Whereas the high population of EI—a presumed base-pairing partner for A—clearly indicates KP1212's elevated mutation propensity, these solution measurements alone are not a basis for quantitatively predicting the G-to-A mutation rate when KP1212 is present in the template strand. We previously used the tautomer distribution obtained in DMF and a limited set of base-pairing schemes to explain the final incorporation rate of A (13); however, given the altered tautomeric equilibrium shown here in aqueous solution, additional factors should be considered. First, if the tautomer exchange rate is slower than the DNA synthesis steps, the mutagenicity should be governed by the tautomeric equilibrium; alternatively, if the exchange rate is faster, the less-populated KP1212 tautomers could be transiently stabilized during nucleotide incorporation. Similar to our previous work on nucleobase analogs (16), temperature-jump experiments revealed ∼20-ns relaxation rates (SI Appendix, Fig. S15). The fast time scale suggests that the latter case should apply to KP1212 and hence the tautomeric distribution is not a direct measure of mutation rates. Another consideration is that the spectroscopic work was performed on the free nucleoside whereas the mutation rates reflect the properties of KP1212 in DNA oligonucleotides. However, ongoing investigation has revealed similar tautomeric distributions, including the enol dominance, for KP1212 in free solution and in DNA oligomers (SI Appendix, Fig. S16).

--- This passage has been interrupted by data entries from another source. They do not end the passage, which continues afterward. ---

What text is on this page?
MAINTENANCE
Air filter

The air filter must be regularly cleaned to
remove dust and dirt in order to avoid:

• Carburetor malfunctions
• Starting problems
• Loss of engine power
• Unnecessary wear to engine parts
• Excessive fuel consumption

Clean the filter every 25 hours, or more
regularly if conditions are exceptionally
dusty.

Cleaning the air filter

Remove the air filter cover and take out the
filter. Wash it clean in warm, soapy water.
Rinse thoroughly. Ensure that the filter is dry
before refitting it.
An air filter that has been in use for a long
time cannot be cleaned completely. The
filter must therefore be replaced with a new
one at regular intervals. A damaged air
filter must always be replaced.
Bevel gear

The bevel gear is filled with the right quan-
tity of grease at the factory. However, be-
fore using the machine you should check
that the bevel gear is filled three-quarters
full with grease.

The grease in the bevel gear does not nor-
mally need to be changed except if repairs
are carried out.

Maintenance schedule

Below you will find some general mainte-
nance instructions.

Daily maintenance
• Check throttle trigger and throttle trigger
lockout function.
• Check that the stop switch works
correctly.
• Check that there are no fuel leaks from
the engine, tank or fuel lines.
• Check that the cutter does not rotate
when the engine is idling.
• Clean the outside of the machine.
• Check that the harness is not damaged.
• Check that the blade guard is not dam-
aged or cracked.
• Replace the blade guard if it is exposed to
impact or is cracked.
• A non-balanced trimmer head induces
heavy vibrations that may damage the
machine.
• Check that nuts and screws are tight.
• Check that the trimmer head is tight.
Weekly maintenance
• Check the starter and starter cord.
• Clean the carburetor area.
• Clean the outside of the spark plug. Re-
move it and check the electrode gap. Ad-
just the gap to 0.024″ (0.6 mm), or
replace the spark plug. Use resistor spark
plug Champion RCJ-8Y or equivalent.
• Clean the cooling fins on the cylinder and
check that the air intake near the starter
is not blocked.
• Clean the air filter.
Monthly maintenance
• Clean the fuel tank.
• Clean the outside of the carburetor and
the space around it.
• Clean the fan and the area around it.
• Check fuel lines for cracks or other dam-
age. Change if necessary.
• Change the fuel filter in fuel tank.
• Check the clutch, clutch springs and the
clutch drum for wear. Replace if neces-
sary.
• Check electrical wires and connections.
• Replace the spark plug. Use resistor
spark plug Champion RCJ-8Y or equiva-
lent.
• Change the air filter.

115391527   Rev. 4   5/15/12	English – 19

The ability of KP1212 to select different base-pairing partners during replication is exemplified in Fig. 6. Yet, knowing the fast interconversion of tautomers, we now have to consider a wider range of base-pairing options, which may involve cis-/trans-isomerization of the imine bond, anti–syn rotamerism of the base, or rotation of the enol hydroxyl group, as shown in SI Appendix, Fig. S13. Overall, the canonical keto–amino forms are proposed to pair exclusively with G, whereas the KI, EA, and EI tautomers may pair with either A or G. Finally, base incorporation in a DNA polymerase involves a change in solvation patterns and electrostatics which could alter the tautomeric distribution. To this effect, IR spectra of KP1212 recorded in the aprotic solvent dimethyl sulfoxide showed that the keto population increased while still preserving some enol tautomers (SI Appendix, Fig. S17). Even though determining the mutation rate directly from the tautomeric distribution remains a challenging task, the present study shows that the high fraction of enol species in solution and in a KP1212 oligomer correlates with the high G-to-A mutation rate, therefore providing compelling structural evidence for the tautomer hypothesis.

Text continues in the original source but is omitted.